We initialize the model parameters on the device indicated by ctx, this time using Xavier. The loss function and the training algorithm still use the cross-entropy loss function and mini-batch stochastic gradient descent.

In [7]:

lr, num_epochs = 0.9, 5
net.initialize(force_reinit=True, ctx=ctx, init=init.Xavier())
trainer = gluon.Trainer(net.collect_params(), 'sgd', {'learning_rate': lr})
train_ch5(net, train_iter, test_iter, batch_size, trainer, ctx, num_epochs)

training on gpu(0)
epoch 1, loss 2.3196, train acc 0.100, test acc 0.100, time 2.4 sec
epoch 2, loss 2.2979, train acc 0.115, test acc 0.275, time 2.0 sec
epoch 3, loss 1.2638, train acc 0.496, test acc 0.682, time 1.9 sec
epoch 4, loss 0.8286, train acc 0.674, test acc 0.713, time 1.9 sec
epoch 5, loss 0.6941, train acc 0.727, test acc 0.757, time 1.9 sec


## 5.6.3. Summary¶

• A convolutional neural network (in short, ConvNet) is a network using convolutional layers.
• In a ConvNet we alternate between convolutions, nonlinearities and often also pooling operations.
• Ultimately the resolution is reduced prior to emitting an output via one (or more) dense layers.
• LeNet was the first successful deployment of such a network.

## 5.6.4. Problems¶

1. Replace the average pooling with max pooling.
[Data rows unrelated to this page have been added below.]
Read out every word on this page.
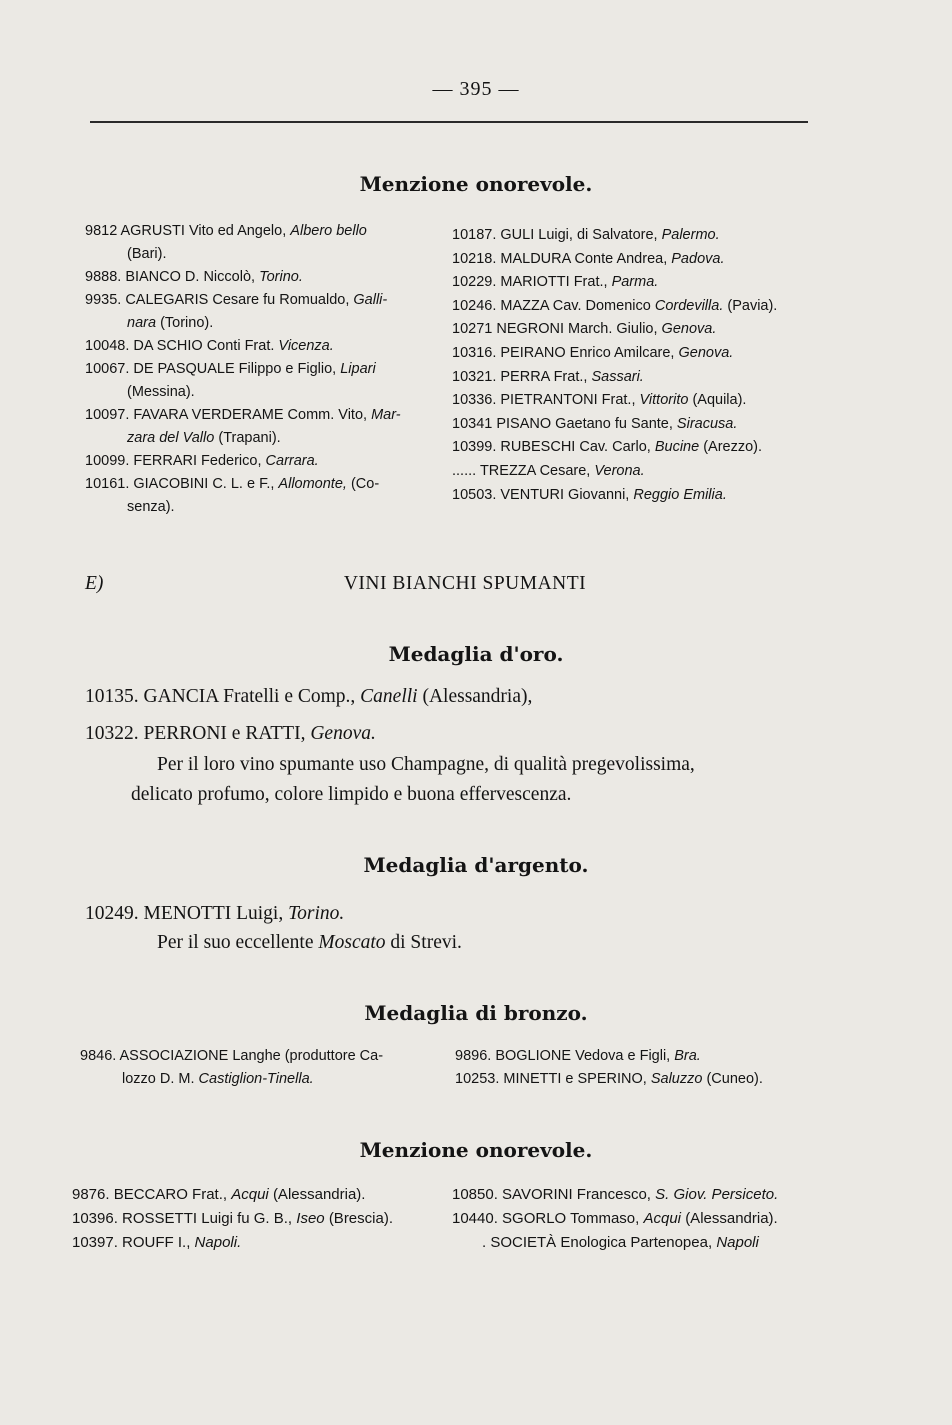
— 395 —
Menzione onorevole.
9812 AGRUSTI Vito ed Angelo, Albero bello
(Bari).
9888. BIANCO D. Niccolò, Torino.
9935. CALEGARIS Cesare fu Romualdo, Galli-
nara (Torino).
10048. DA SCHIO Conti Frat. Vicenza.
10067. DE PASQUALE Filippo e Figlio, Lipari
(Messina).
10097. FAVARA VERDERAME Comm. Vito, Mar-
zara del Vallo (Trapani).
10099. FERRARI Federico, Carrara.
10161. GIACOBINI C. L. e F., Allomonte, (Co-
senza).
10187. GULI Luigi, di Salvatore, Palermo.
10218. MALDURA Conte Andrea, Padova.
10229. MARIOTTI Frat., Parma.
10246. MAZZA Cav. Domenico Cordevilla. (Pavia).
10271 NEGRONI March. Giulio, Genova.
10316. PEIRANO Enrico Amilcare, Genova.
10321. PERRA Frat., Sassari.
10336. PIETRANTONI Frat., Vittorito (Aquila).
10341 PISANO Gaetano fu Sante, Siracusa.
10399. RUBESCHI Cav. Carlo, Bucine (Arezzo).
...... TREZZA Cesare, Verona.
10503. VENTURI Giovanni, Reggio Emilia.
E)	VINI BIANCHI SPUMANTI
Medaglia d'oro.
10135. GANCIA Fratelli e Comp., Canelli (Alessandria),
10322. PERRONI e RATTI, Genova.
Per il loro vino spumante uso Champagne, di qualità pregevolissima,
delicato profumo, colore limpido e buona effervescenza.
Medaglia d'argento.
10249. MENOTTI Luigi, Torino.
Per il suo eccellente Moscato di Strevi.
Medaglia di bronzo.
9846. ASSOCIAZIONE Langhe (produttore Ca-
lozzo D. M. Castiglion-Tinella.
9896. BOGLIONE Vedova e Figli, Bra.
10253. MINETTI e SPERINO, Saluzzo (Cuneo).
Menzione onorevole.
9876. BECCARO Frat., Acqui (Alessandria).
10396. ROSSETTI Luigi fu G. B., Iseo (Brescia).
10397. ROUFF I., Napoli.
10850. SAVORINI Francesco, S. Giov. Persiceto.
10440. SGORLO Tommaso, Acqui (Alessandria).
. SOCIETÀ Enologica Partenopea, Napoli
What happens?
2. Try to construct a more complex network based on LeNet to improve its accuracy.
• Adjust the convolution window size.
• Adjust the number of output channels.
• Adjust the activation function (ReLu?).
• Adjust the number of convolution layers.
• Adjust the number of fully connected layers.
• Adjust the learning rates and other training details (initialization, epochs, etc.)
3. Try out the improved network on the original MNIST dataset.
4. Display the activations of the first and second layer of LeNet for different inputs (e.g. sweaters, coats).

## 5.6.5. References¶

[1] LeCun, Y., Bottou, L., Bengio, Y., & Haffner, P. (1998). Gradient-based learning applied to document recognition. Proceedings of the IEEE, 86(11), 2278-2324.